Öğretmenlerimizi yüksek lisansa, doktoraya teşvik etmek yerine, tam da Anayasa Mahkemesinin iptal ettiği gibi, onların kaderini bir avuç siyasi bürokratın eline teslim ediyorsak, bu tam da siyasetin konusudur.

Eğer siz, “Türkiye Yüzyılı” diye bir partinin seçim sloganını, yetmiyor gibi milyonlarca insanın hak arayışı olan Gezi’yi bu müfredata alet ediyorsanız, bu tam da siyasetin konusudur.

Sizin siyasi ayağını araştırmaktan geri durduğunuz eski ortaklarınız tarafından bombalanan bu Yüce Meclis’in yetkisini hiçe sayıyorsanız, bu siyasetin konusudur.

Eğer bu ülkede fakirin çocuğuyla zenginin çocuğu aynı imkanlara sahip değilse, bu siyasetin konusudur.

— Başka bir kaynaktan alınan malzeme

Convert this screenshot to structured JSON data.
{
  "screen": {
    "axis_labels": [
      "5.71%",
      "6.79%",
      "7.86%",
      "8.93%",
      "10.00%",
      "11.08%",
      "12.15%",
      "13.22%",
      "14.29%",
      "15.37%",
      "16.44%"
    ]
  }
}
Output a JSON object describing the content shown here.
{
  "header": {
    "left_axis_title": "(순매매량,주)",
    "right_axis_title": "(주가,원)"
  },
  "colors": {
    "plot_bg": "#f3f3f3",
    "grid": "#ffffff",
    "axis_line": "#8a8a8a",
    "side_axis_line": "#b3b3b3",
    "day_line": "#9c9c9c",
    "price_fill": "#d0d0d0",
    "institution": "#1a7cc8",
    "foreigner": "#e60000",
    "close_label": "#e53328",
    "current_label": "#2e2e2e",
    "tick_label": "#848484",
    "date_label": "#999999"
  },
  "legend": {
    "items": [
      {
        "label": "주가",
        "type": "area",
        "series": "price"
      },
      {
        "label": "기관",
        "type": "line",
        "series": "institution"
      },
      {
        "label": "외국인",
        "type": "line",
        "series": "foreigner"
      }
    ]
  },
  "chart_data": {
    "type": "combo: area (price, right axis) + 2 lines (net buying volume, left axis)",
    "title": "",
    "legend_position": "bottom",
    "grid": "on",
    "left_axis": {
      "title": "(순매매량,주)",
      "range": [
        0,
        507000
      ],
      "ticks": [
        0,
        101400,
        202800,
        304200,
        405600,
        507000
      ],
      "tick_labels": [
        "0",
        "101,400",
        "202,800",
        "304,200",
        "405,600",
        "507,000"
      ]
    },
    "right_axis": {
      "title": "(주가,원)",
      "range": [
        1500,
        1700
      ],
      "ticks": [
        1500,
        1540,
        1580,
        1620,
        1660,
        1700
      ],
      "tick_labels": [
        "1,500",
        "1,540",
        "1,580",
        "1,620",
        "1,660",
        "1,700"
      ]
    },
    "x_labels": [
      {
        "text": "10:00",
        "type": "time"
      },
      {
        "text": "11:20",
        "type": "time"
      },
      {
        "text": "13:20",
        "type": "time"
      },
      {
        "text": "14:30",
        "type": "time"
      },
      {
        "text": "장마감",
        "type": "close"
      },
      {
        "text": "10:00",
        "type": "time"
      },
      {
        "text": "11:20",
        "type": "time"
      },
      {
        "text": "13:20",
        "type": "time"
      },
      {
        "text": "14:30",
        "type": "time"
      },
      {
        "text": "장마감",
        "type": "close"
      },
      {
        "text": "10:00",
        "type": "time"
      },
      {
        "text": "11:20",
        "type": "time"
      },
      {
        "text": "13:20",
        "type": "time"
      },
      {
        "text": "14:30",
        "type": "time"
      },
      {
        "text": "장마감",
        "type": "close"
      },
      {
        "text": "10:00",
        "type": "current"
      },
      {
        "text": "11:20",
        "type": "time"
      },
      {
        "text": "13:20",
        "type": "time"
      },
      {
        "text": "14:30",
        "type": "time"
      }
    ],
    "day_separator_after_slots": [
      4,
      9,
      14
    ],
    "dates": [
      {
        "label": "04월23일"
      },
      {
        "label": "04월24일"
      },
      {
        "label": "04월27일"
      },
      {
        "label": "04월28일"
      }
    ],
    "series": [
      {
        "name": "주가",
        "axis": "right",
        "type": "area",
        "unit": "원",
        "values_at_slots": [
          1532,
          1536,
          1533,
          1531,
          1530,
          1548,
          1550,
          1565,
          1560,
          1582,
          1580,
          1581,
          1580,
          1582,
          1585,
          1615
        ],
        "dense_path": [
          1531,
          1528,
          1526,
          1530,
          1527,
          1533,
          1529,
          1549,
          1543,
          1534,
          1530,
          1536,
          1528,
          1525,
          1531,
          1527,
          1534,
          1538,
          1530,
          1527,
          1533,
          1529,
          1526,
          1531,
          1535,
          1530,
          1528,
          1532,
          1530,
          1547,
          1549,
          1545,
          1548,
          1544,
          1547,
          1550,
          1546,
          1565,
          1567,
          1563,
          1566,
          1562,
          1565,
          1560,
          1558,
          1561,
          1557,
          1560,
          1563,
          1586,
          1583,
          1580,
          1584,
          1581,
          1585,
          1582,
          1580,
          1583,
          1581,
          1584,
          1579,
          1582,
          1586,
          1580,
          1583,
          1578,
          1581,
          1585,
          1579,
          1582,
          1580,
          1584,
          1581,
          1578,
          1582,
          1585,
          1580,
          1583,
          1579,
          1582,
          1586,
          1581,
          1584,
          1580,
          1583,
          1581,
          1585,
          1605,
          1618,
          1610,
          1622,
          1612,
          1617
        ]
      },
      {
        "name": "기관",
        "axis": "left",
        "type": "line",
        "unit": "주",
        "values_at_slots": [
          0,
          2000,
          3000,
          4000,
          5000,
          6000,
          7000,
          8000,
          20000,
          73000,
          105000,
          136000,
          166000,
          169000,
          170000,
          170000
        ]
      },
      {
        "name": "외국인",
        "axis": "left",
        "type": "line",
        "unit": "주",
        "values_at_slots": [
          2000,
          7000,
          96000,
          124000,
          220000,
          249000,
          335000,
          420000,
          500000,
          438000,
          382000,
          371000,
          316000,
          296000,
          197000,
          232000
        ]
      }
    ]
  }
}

Bu kanun teklifini hazırlayan o Bakan, buraya gelmez. Sizinle, bizimle tartışmaya tenezzül etmez. Metin gelir. Bir yerden talimat gelir, siz grup başkan vekilleri, milletvekilleri, meclisi hızlıca çalıştırırsınız, sonunda Anayasa Mahkemesinin iptal edeceği bir kanun yapmış olursunuz.

Neden? Çünkü talimat aldınız sayın milletvekilleri. Hepimiz o talimatı nereden aldığınızı biliyoruz. Sonra o kanun Anayasa Mahkemesi’nde iptal edilir. Olan eğitim alan çocuklara olur, olan öğretmenlere olur, olan eğitim sistemine olur. Siz bugün o birine karşı görevinizi yapmış olursunuz. Yarın o derdi çeken, çekmeye devam eder.

Biz tam da bu düzene karşıyız sayın milletvekilleri. Tekrar ediyoruz: Herkesin eşit fırsatlara sahip olacağı bir eğitim sistemi mümkün. Laik bir eğitim mümkün. Uyuşturucudan uzak, güvenli okullar mümkün. Bilimsel bir eğitim sistemi mümkün! Kamucu bir eğitim sistemi mümkün!”